There are two things certain in this world: You are born and you die. That is it! Everything in between is really a toss-up. Life and death are the only black and white things in this world; and since I studied a lot of color theory being an interior designer for two decades, color or the lack of color takes on deep meaning to me. You are born pure and innocent. As you age, the innocence becomes muddied with life experiences. Is that a bad thing? Well, it depends on how you live your life, I suppose. Everything then fades to black when life ends. I guess you could connect evil and good to black and white but that is not what I found to be hidden in the film.
The Grey represents life when you are faced with death and surviving is all that matters. Well, I should tell you a bit more about the film. After the letter is written we find out the story takes place in Alaska with oil-drillers and their exit out. A band of rough-around-the-edges crew all board a plane but there is a crash and the survivors are faced with the task of surviving the cold, injuries and a pack of wolves that have no fear of humans.
Some of the story was predictable - the group of men that survived had to figure out who was the leader (alpha) and who should follow him (omega). Just like the pack of wolves that surround these men, in the hierarchy in any group someone steps forward to lead and some always fight or disagree because they do not want to be led. Animals and humans are very similar and The Grey equates the two species just trying to survive, mentally and physically.
Yes, the movie had some extreme violence, strong emotional moments and harrowing details that make you squirm. I had my hands over my eyes a few times, and felt the hair on the back of my neck stand up, but when the movie comes to the conclusion I was left emotionally drained. Not so much with the blood and guts of the film but the meaning of this film that was conveyed. The Grey is NOT a typical Hollywood film and you must keep your heart open to obtain the message.
Liam Neeson was fantastic in The Grey - maybe his best acting to date. Yes, I mean it. When you watch this film, pay close attention to the opening letter and keep it in the back of your mind throughout the film. As I already mentioned, this movie was not just a plane crash/survival story but a human struggle fable. Based on the short story, "Ghost Walker" by Ian MacKenzie Jeffers, who also co-wrote the screenplay with the director.

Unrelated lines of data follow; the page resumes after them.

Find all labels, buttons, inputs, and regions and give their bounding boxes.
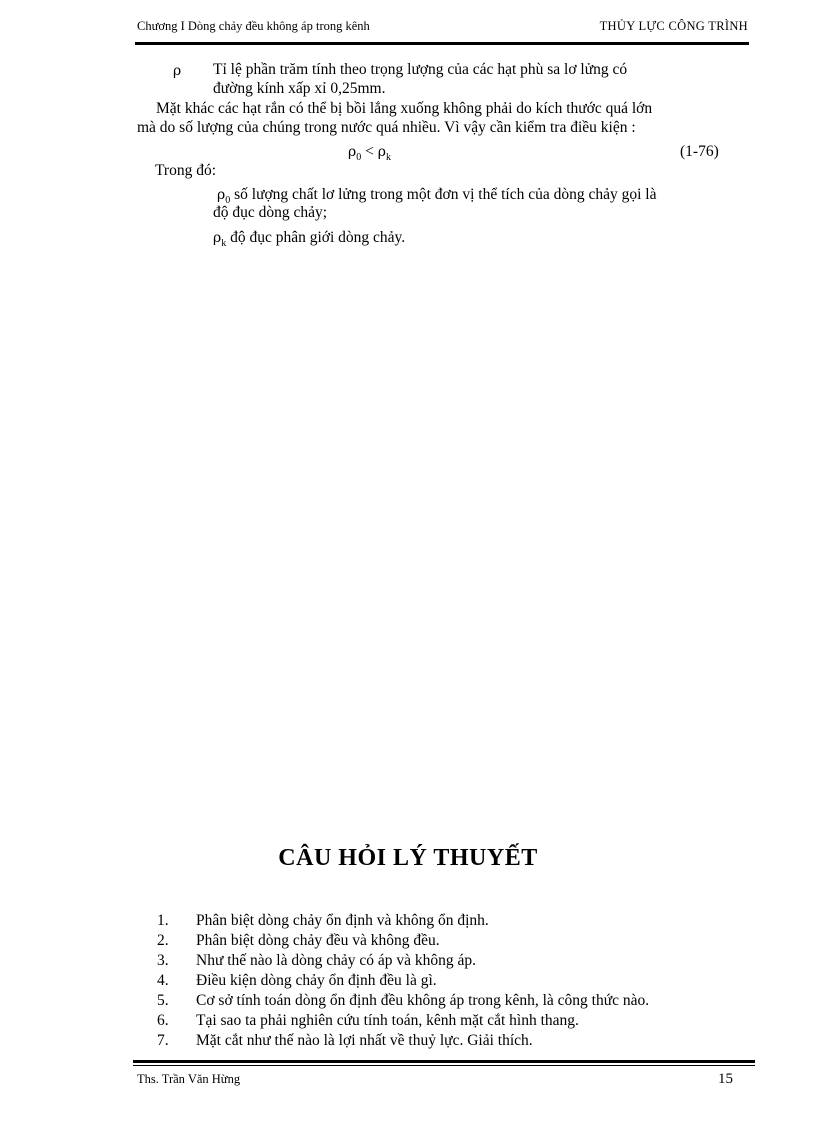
rho-definition-line1: Tỉ lệ phần trăm tính theo trọng lượng của các hạt phù sa lơ lửng có <box>213 61 628 78</box>
equation-number: (1-76) <box>680 143 719 160</box>
equation-1-76 <box>348 142 391 162</box>
question-text: Điều kiện dòng chảy ổn định đều là gì. <box>196 972 437 989</box>
question-text: Phân biệt dòng chảy ổn định và không ổn định. <box>196 912 489 929</box>
rho-definition-line2: đường kính xấp xỉ 0,25mm. <box>213 80 386 97</box>
rho0-symbol: ρ <box>217 187 226 203</box>
question-text: Phân biệt dòng chảy đều và không đều. <box>196 932 440 949</box>
eq-rho-k: ρ <box>377 144 386 160</box>
rhok-text: độ đục phân giới dòng chảy. <box>226 229 406 246</box>
paragraph-line2: mà do số lượng của chúng trong nước quá nhiều. Vì vậy cần kiểm tra điều kiện : <box>137 119 636 136</box>
rho0-sub: 0 <box>225 195 231 207</box>
rho0-definition-line1 <box>217 185 656 205</box>
header-rule <box>135 42 749 45</box>
rho0-text: số lượng chất lơ lửng trong một đơn vị thể tích của dòng chảy gọi là <box>230 186 657 203</box>
question-number: 4. <box>157 972 169 989</box>
question-number: 3. <box>157 952 169 969</box>
paragraph-line1: Mặt khác các hạt rắn có thể bị bồi lắng xuống không phải do kích thước quá lớn <box>156 100 653 117</box>
footer-rule-thin <box>133 1065 755 1066</box>
rhok-symbol: ρ <box>213 230 222 246</box>
question-number: 1. <box>157 912 169 929</box>
question-text: Tại sao ta phải nghiên cứu tính toán, kênh mặt cắt hình thang. <box>196 1012 579 1029</box>
question-text: Cơ sở tính toán dòng ổn định đều không áp trong kênh, là công thức nào. <box>196 992 650 1009</box>
rho0-definition-line2: độ đục dòng chảy; <box>213 204 328 221</box>
eq-less-than: < <box>361 143 378 160</box>
eq-sub-k: k <box>385 152 391 164</box>
eq-sub-0: 0 <box>356 152 362 164</box>
question-number: 6. <box>157 1012 169 1029</box>
eq-rho-0: ρ <box>348 144 357 160</box>
rho-symbol: ρ <box>173 63 182 79</box>
rhok-definition <box>213 228 405 248</box>
chapter-title: Chương I Dòng chảy đều không áp trong kênh <box>137 19 370 33</box>
question-text: Như thế nào là dòng chảy có áp và không áp. <box>196 952 476 969</box>
question-text: Mặt cắt như thế nào là lợi nhất về thuỷ lực. Giải thích. <box>196 1032 533 1049</box>
book-title: THỦY LỰC CÔNG TRÌNH <box>599 19 748 33</box>
rhok-sub: k <box>221 238 227 250</box>
section-title: CÂU HỎI LÝ THUYẾT <box>278 845 538 871</box>
question-number: 5. <box>157 992 169 1009</box>
author-name: Ths. Trần Văn Hừng <box>137 1072 241 1086</box>
question-number: 2. <box>157 932 169 949</box>
question-number: 7. <box>157 1032 169 1049</box>
where-label: Trong đó: <box>155 162 217 179</box>
page-number: 15 <box>718 1071 733 1087</box>
footer-rule-thick <box>133 1060 755 1063</box>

Last point: I loved the ending. With some of my research I discovered many did not, but for someone who sees a lot of films I felt this was the appropriate way to end the story. Well done.
My favorite part: Liam Neeson.
My lease favorite part: Not sure I can pinpoint anything.
Directed by Joe Carnahan, 1984 Private Defense Contractors, 2012
Starring: Liam Neeson, Dermot Mulroney, Frank Grillo, Dallas Roberts, Nonso Anozie, and Joe Anderson.